An Arboricultural Consultant usually works within the private sector advising a range of public and private clients on the selection, health and maintenance requirements of trees. They can be involved, alongside landscape architects, in the preparation of planting schemes for new developments, but will usually be brought in to ensure the safety and health of established trees on a site.
The role can be varied. They will undertake tree inspections and surveys and prepare reports for clients, on individual trees or on all the trees within a site. On the basis of this survey, they will make recommendations about work required to manage the tree.
On development sites, where established trees are endangered by construction work, the arboricultural consultant may be required to specify measures needed to protect trees from damage.
In cases of dispute, or where trees or tree roots have caused damage or injury, arboricultural consultants can be involved in court proceedings as expert witnesses. They also may do reports for mortgages.
Whilst this is largely an office based job, consultants should be fit and may be required to work outdoors in a wide range of weather conditions.
Depending on the area covered, there may be a significant amount of travelling between different sites to inspect trees at different locations; therefore a full driving license may be a requirement of the job.
Arboricultural Consultants typically work a standard full-time week. However, the hours may vary and weekend, evening or Bank Holiday work can be required.
Salaries vary with experience, qualifications and between companies, but here's a guide to what you can expect.

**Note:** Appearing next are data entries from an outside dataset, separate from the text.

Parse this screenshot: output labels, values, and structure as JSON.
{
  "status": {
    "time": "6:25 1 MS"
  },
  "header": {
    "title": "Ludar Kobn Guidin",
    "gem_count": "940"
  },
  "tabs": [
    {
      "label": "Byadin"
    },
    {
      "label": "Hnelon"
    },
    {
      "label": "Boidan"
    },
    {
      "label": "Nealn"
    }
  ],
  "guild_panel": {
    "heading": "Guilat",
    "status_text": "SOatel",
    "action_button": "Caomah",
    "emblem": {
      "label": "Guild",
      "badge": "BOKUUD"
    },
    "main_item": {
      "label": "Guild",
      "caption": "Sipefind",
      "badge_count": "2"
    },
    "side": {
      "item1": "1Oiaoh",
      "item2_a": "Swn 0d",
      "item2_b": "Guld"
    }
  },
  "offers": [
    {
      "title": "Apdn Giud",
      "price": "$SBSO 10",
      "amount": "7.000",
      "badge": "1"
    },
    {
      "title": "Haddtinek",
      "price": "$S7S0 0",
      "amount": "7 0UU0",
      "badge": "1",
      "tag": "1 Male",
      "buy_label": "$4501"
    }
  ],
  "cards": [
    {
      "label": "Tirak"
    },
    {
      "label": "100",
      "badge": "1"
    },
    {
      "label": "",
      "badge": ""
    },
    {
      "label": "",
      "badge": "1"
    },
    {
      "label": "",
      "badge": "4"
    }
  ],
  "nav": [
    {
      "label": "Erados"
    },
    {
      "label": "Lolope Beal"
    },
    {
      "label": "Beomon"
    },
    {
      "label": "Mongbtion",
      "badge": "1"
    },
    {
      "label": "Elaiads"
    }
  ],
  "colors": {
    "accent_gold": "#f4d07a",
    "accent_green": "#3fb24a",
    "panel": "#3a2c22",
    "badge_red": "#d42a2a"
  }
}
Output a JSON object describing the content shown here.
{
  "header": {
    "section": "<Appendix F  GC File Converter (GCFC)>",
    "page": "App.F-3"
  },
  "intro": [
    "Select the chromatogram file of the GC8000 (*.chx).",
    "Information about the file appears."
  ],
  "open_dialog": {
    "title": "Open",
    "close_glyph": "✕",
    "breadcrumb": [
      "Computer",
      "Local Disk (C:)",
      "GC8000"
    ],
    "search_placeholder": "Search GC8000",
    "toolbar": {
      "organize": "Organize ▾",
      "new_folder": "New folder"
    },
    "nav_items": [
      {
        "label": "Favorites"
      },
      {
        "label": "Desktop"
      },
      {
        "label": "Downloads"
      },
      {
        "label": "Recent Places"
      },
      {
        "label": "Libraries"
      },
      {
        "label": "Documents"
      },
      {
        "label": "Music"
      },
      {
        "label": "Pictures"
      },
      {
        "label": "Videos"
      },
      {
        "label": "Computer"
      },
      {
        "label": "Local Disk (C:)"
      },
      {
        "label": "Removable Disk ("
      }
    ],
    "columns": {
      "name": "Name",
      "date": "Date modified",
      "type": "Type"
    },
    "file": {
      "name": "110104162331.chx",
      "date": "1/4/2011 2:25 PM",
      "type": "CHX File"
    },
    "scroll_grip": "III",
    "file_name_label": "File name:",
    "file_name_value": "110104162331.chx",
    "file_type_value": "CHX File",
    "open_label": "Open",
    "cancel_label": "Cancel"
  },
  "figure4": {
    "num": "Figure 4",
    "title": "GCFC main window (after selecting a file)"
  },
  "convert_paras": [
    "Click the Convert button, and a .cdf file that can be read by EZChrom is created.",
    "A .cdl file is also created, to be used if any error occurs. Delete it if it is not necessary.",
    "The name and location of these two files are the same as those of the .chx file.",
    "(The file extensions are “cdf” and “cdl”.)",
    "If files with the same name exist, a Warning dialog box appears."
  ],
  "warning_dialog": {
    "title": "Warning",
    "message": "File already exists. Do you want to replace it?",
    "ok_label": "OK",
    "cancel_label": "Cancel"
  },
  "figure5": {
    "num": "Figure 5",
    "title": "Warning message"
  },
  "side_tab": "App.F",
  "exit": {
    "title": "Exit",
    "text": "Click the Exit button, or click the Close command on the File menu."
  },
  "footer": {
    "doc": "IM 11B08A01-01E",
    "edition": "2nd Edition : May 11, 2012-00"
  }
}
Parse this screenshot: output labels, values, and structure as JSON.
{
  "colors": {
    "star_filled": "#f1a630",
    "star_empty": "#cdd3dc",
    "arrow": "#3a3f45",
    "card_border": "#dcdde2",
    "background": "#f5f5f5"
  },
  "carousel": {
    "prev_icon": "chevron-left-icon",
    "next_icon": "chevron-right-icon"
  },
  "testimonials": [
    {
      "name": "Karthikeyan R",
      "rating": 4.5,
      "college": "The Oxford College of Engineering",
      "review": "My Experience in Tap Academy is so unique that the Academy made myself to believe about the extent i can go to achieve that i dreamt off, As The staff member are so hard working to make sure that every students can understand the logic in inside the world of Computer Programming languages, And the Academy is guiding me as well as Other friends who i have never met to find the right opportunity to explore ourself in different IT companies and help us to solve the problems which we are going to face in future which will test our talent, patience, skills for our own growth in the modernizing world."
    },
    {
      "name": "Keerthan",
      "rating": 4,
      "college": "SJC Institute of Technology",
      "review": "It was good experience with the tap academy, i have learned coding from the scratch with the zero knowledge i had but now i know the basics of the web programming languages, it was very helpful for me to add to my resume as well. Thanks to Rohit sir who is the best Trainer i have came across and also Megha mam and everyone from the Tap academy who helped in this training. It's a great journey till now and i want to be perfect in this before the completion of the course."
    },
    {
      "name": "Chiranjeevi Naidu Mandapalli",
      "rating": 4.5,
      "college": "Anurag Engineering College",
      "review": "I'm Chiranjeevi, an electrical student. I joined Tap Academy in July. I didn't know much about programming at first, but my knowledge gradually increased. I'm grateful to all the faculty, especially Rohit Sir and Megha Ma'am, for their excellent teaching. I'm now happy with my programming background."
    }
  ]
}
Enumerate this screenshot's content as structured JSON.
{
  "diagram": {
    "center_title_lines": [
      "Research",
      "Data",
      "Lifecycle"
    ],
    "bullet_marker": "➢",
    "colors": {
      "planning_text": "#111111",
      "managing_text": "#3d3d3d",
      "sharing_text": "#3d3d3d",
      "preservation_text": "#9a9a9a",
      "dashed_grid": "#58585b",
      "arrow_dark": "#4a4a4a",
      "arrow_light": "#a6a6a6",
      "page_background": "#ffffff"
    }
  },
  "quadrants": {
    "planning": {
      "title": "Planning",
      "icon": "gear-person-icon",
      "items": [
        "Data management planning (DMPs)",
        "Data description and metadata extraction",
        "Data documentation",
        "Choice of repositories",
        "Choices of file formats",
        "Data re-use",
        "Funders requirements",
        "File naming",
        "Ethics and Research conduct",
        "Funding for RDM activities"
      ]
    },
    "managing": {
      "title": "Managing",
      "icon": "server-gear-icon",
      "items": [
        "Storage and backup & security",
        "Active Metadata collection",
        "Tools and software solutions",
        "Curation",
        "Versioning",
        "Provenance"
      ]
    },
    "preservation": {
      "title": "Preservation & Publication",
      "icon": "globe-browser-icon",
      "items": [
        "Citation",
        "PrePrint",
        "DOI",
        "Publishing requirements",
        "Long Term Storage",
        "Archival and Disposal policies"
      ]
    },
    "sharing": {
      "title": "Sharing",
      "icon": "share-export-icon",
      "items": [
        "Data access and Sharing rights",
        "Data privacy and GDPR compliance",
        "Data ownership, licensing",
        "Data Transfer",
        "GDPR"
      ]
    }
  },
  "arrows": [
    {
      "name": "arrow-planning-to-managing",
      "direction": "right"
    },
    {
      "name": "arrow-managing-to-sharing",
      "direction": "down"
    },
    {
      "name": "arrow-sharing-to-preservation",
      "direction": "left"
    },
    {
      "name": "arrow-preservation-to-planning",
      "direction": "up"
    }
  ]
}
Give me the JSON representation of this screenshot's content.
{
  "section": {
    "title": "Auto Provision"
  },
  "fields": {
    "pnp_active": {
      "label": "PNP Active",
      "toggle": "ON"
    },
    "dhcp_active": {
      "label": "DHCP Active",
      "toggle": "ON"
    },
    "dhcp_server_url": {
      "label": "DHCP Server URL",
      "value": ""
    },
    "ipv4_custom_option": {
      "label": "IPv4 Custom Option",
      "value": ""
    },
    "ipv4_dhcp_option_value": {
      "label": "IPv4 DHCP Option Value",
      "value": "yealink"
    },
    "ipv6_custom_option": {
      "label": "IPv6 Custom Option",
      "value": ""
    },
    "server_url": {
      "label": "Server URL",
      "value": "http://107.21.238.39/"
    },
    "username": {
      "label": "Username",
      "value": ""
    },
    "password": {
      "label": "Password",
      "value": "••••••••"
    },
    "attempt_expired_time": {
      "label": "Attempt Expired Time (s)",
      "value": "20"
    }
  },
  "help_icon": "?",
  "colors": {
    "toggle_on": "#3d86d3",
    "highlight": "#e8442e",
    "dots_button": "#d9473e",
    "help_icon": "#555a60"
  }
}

The Arboricultural Consultant will usually have completed a degree level qualification in arboriculture or a related subject before working within a consultancy practice.
They may have worked for a tree surgery company but many Arboricultural Consultants are independent of the maintenance role.
Employers are looking for people who:
- Have an interest in the natural environment, conservation, land management and public access
- Enjoy practical hands-on work
- Like working outdoors
What experienced workers can do
- Tree identification
- Survey and inspect conditions of trees
- Consult and work with local communities
- Pest, disease and disorder identification
- Work planning and monitoring
- ICT use (word processing, spreadsheets, databases)
- Work site safety and hazard recognition
- Risk assessment
- Build and maintain good customer relations.
Personal qualities you should have
- Good communication skills (written and verbal)
- Be able to plan and manage work
- Be responsible and diligent
- Enjoy working as part of a team.
Most people starting out in the role of Arboricultural Consultant will work for an established practice or within a local authority where it is possible to build up a client base.
They can then become self employed, establishing their own consultancy company.
Arboriculturists who have completed a level 4 qualification (or above) and worked for a number of years at a managerial level can seek to gain chartered status through the Institute of Chartered Foresters.